Nuclear protein IK undergoes dynamic subcellular translocation and forms unique nuclear bodies during the cell cycle
1 Department of Environmental Medicine, New York University Langone Medical Center, Tuxedo, NY, 10987, USA
2 Department of Biochemistry & Molecular Pharmacology, New York University Langone Medical Center, Tuxedo, NY, 10987, USA
Biomarker Research 2013, 1:11 doi:10.1186/2050-7771-1-11Published: 18 February 2013
IK is a nuclear protein containing a unique domain named RED due to the presence of a repetitive arginine (R), aspartic (E), and glutamic acid (D) sequence.
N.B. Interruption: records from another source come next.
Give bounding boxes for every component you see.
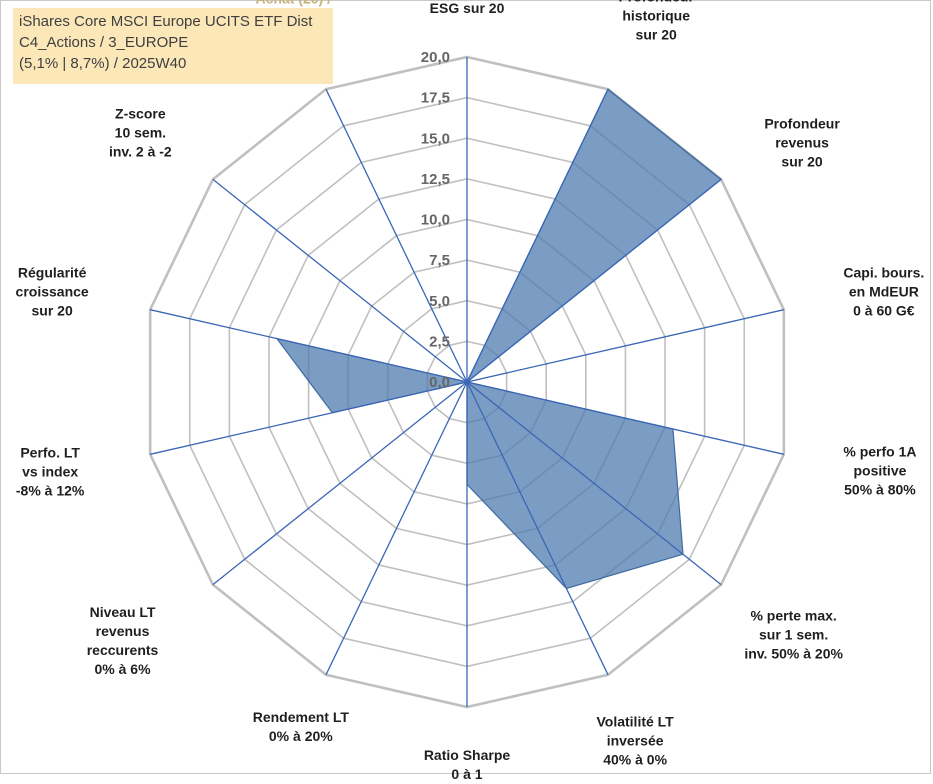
fund-performance-week: (5,1% | 8,7%) / 2025W40	[19, 55, 187, 72]
axis-spoke	[325, 88, 468, 383]
axis-label: Rendement LT 0% à 20%	[253, 708, 349, 746]
axis-label: Volatilité LT inversée 40% à 0%	[596, 713, 673, 770]
axis-label-line: % perte max.	[750, 607, 837, 623]
axis-label-line: Profondeur	[764, 115, 840, 132]
axis-label: NoteESG sur 20	[430, 0, 505, 18]
axis-label-line: en MdEUR	[848, 283, 919, 300]
tick-label: 17,5	[421, 90, 450, 107]
axis-label-line: Volatilité LT	[596, 713, 674, 730]
tick-label: 5,0	[429, 293, 450, 310]
series-area	[275, 88, 723, 590]
axis-label-line: 50% à 80%	[844, 481, 916, 498]
radar-spokes	[150, 57, 784, 707]
axis-label: Régularité croissance sur 20	[16, 263, 89, 320]
axis-spoke	[150, 309, 468, 383]
axis-label-line: historique	[622, 7, 691, 24]
axis-spoke	[466, 381, 722, 586]
axis-spoke	[466, 309, 784, 383]
axis-label-line: Rendement LT	[252, 709, 349, 726]
axis-label: Niveau LT revenus reccurents 0% à 6%	[87, 603, 159, 679]
axis-label-line: % perfo 1A	[843, 443, 917, 460]
axis-label-line: inv. 50% à 20%	[744, 645, 843, 661]
axis-spoke	[325, 381, 468, 676]
tick-label: 15,0	[421, 130, 450, 147]
axis-label-line: Niveau LT	[89, 603, 156, 620]
axis-label-line: reccurents	[86, 641, 159, 658]
axis-spoke	[150, 381, 468, 455]
axis-label-line: Régularité	[17, 264, 87, 281]
axis-label: % perfo 1A positive 50% à 80%	[843, 443, 916, 500]
axis-label-line: 10 sem.	[114, 124, 167, 141]
axis-label-line: Capi. bours.	[843, 264, 925, 281]
axis-label-line: 40% à 0%	[603, 751, 668, 768]
axis-spoke	[466, 381, 784, 455]
axis-label-line: revenus	[95, 622, 150, 639]
axis-label-line: inversée	[606, 732, 664, 749]
axis-label-line: 0 à 1	[451, 766, 483, 782]
axis-spoke	[466, 381, 609, 676]
axis-label: Capi. bours. en MdEUR 0 à 60 G€	[843, 263, 924, 320]
axis-label-line: Profondeur	[618, 0, 693, 6]
radar-tick-labels: 0,0 2,5 5,0 7,5 10,0 12,5 15,0 17,5 20,0	[421, 49, 450, 391]
axis-label-line: 0 à 60 G€	[853, 302, 915, 319]
axis-spoke	[466, 88, 609, 383]
axis-label-line: sur 20	[635, 26, 677, 43]
tick-label: 10,0	[421, 212, 450, 229]
axis-label-line: -8% à 12%	[15, 482, 85, 499]
tick-label: 2,5	[429, 333, 450, 350]
axis-label-line: croissance	[15, 283, 89, 300]
axis-label-line: Achat (20) /	[256, 0, 331, 9]
fund-category: C4_Actions / 3_EUROPE	[19, 34, 189, 51]
axis-label: Perfo. LT vs index -8% à 12%	[16, 444, 84, 501]
axis-label-line: vs index	[22, 463, 79, 480]
axis-label: Z-score 10 sem. inv. 2 à -2	[109, 105, 172, 162]
tick-label: 20,0	[421, 49, 450, 66]
axis-label: % perte max. sur 1 sem. inv. 50% à 20%	[744, 606, 843, 663]
axis-label-line: inv. 2 à -2	[108, 143, 172, 160]
axis-spoke	[466, 178, 722, 383]
axis-label-line: Ratio Sharpe	[423, 747, 511, 763]
tick-label: 12,5	[421, 171, 450, 188]
tick-label: 0,0	[429, 374, 450, 391]
tick-label: 7,5	[429, 252, 450, 269]
fund-info-box: iShares Core MSCI Europe UCITS ETF Dist …	[13, 8, 333, 84]
axis-label-line: 0% à 20%	[268, 728, 333, 745]
axis-spoke	[212, 381, 468, 586]
axis-label-line: Z-score	[115, 105, 166, 122]
radar-series	[275, 88, 723, 590]
axis-label: Profondeurhistorique sur 20	[618, 0, 693, 44]
axis-spoke	[212, 178, 468, 383]
axis-label-line: ESG sur 20	[429, 0, 505, 16]
axis-label-line: sur 1 sem.	[759, 626, 829, 642]
axis-label: Profondeur revenus sur 20	[764, 114, 839, 171]
axis-label-line: 0% à 6%	[94, 660, 151, 677]
fund-name: iShares Core MSCI Europe UCITS ETF Dist	[19, 13, 313, 30]
axis-label: Ratio Sharpe 0 à 1	[424, 746, 510, 784]
axis-label-line: sur 20	[31, 302, 73, 319]
axis-label-line: Perfo. LT	[20, 444, 80, 461]
axis-label-line: revenus	[775, 134, 829, 151]
axis-label-line: positive	[853, 462, 907, 479]
axis-label-line: sur 20	[781, 153, 823, 170]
To date, the function of this protein remains largely unknown despite of a couple of previous studies in the literature. Here we report that depletion of IK via RNA interference results in mitotic arrest. We also demonstrate that IK undergoes dynamic translocation during interphase and mitosis. In particular, IK is primarily present in some interphase cells as nuclear foci/bodies which do not co-localize with nucleoli, PMA bodies and Cajal bodies. Pull-down analysis coupled with mass spectrometry reveals that IK is associated with DHX15, a putative ATP-dependent RNA helicase. Our results strongly suggest that IK may participate in pre-mRNA splicing and that it may be a useful biomarker for a new nuclear structure in the cell.